Deacon Ben Rodenbeck of Trinity Episcopal Church and Trecia Christopherson, founder of the community inclusiveness group Kingman Area Diversity Endeavor, joined the discussion and pointed out the need for support.

They referenced local controversies from earlier this year – mainly the episode of Sacha Baron Cohen’s satire show “Who is America?” and a flap over the sale and display of Confederate flags – both of which have promoted Kingman as a hotbed of racism. They encouraged the new council to use this opportunity to embrace diversity.

“A few months ago, a TV show came out that labeled Kingman as the most racist town in America,” said Rodenbeck. “I don’t know if I agree with that perspective, but it’s out there now. Now everybody sees Kingman as a racist city.”

He preached for peace.  

“We as a community need to combat this idea. We’re not the most racist city in America, but we are a warm and welcoming community.”

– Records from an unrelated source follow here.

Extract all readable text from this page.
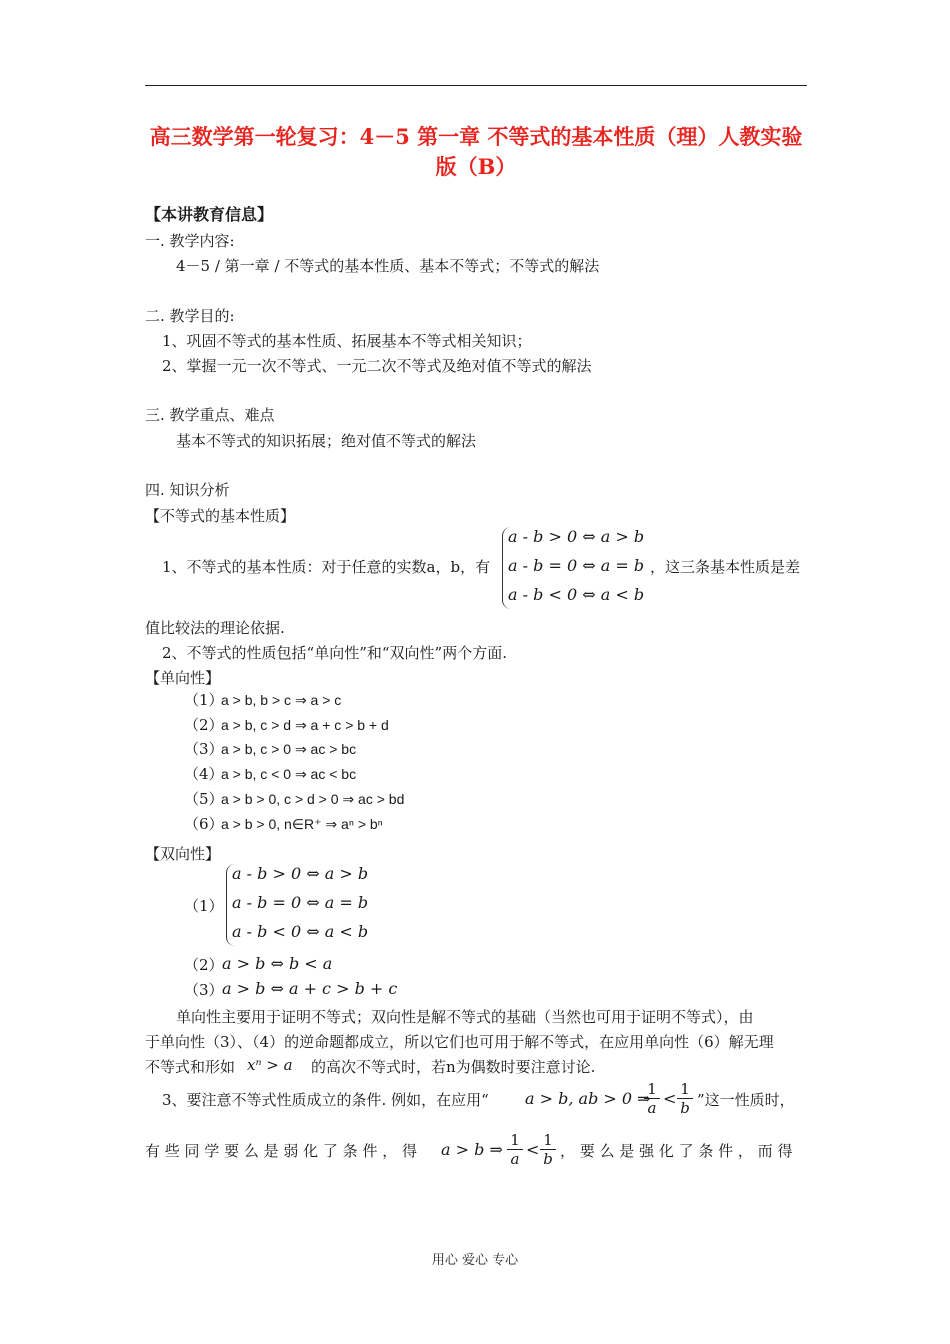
高三数学第一轮复习：4－5 第一章 不等式的基本性质（理）人教实验
版（B）
【本讲教育信息】
一. 教学内容:
4－5 / 第一章 / 不等式的基本性质、基本不等式；不等式的解法
二. 教学目的:
1、巩固不等式的基本性质、拓展基本不等式相关知识；
2、掌握一元一次不等式、一元二次不等式及绝对值不等式的解法
三. 教学重点、难点
基本不等式的知识拓展；绝对值不等式的解法
四. 知识分析
【不等式的基本性质】
1、不等式的基本性质：对于任意的实数a，b，有
a - b > 0 ⇔ a > b
a - b = 0 ⇔ a = b
a - b < 0 ⇔ a < b
，这三条基本性质是差
值比较法的理论依据.
2、不等式的性质包括“单向性”和“双向性”两个方面.
【单向性】
（1）
a > b, b > c ⇒ a > c
（2）
a > b, c > d ⇒ a + c > b + d
（3）
a > b, c > 0 ⇒ ac > bc
（4）
a > b, c < 0 ⇒ ac < bc
（5）
a > b > 0, c > d > 0 ⇒ ac > bd
（6）
a > b > 0, n∈R⁺ ⇒ aⁿ > bⁿ
【双向性】
（1）
a - b > 0 ⇔ a > b
a - b = 0 ⇔ a = b
a - b < 0 ⇔ a < b
（2）
a > b ⇔ b < a
（3）
a > b ⇔ a + c > b + c
单向性主要用于证明不等式；双向性是解不等式的基础（当然也可用于证明不等式），由
于单向性（3）、（4）的逆命题都成立，所以它们也可用于解不等式，在应用单向性（6）解无理
不等式和形如 xⁿ > a 的高次不等式时，若n为偶数时要注意讨论.
3、要注意不等式性质成立的条件. 例如，在应用“ a > b, ab > 0 ⇒
$\frac{1}{a} < \frac{1}{b}$ ”这一性质时，
有 些 同 学 要 么 是 弱 化 了 条 件 ， 得 a > b ⇒ $\frac{1}{a} < \frac{1}{b}$ ， 要 么 是 强 化 了 条 件 ， 而 得
用心 爱心 专心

Christopherson augmented the message.

“As it was touched on, we currently have a nasty image out there,” she said. “This is definitely a new opportunity for our new city council to show compassion, empathy and support of those who all too often don’t receive such.”

City Manager Ron Foggin told the council that he’s worked with Rice to identify a piece of legislation (currently used in Flagstaff) to protect LGBTQ individuals.

“The opportunity was to have the presentation made to get everybody thinking about it,” said Foggin, who will continue to further a plan for council consideration.  

Councilwoman Jamie Scott Stehly thanked the group for their courage but with some dismay.

“My only disappointment is that it’s 2018 and we’re just now considering putting these protections in place,” she said. “It’s paramount that our city supports equality for all its citizens and that we put these protections in place for all of our citizens, not just certain groups.”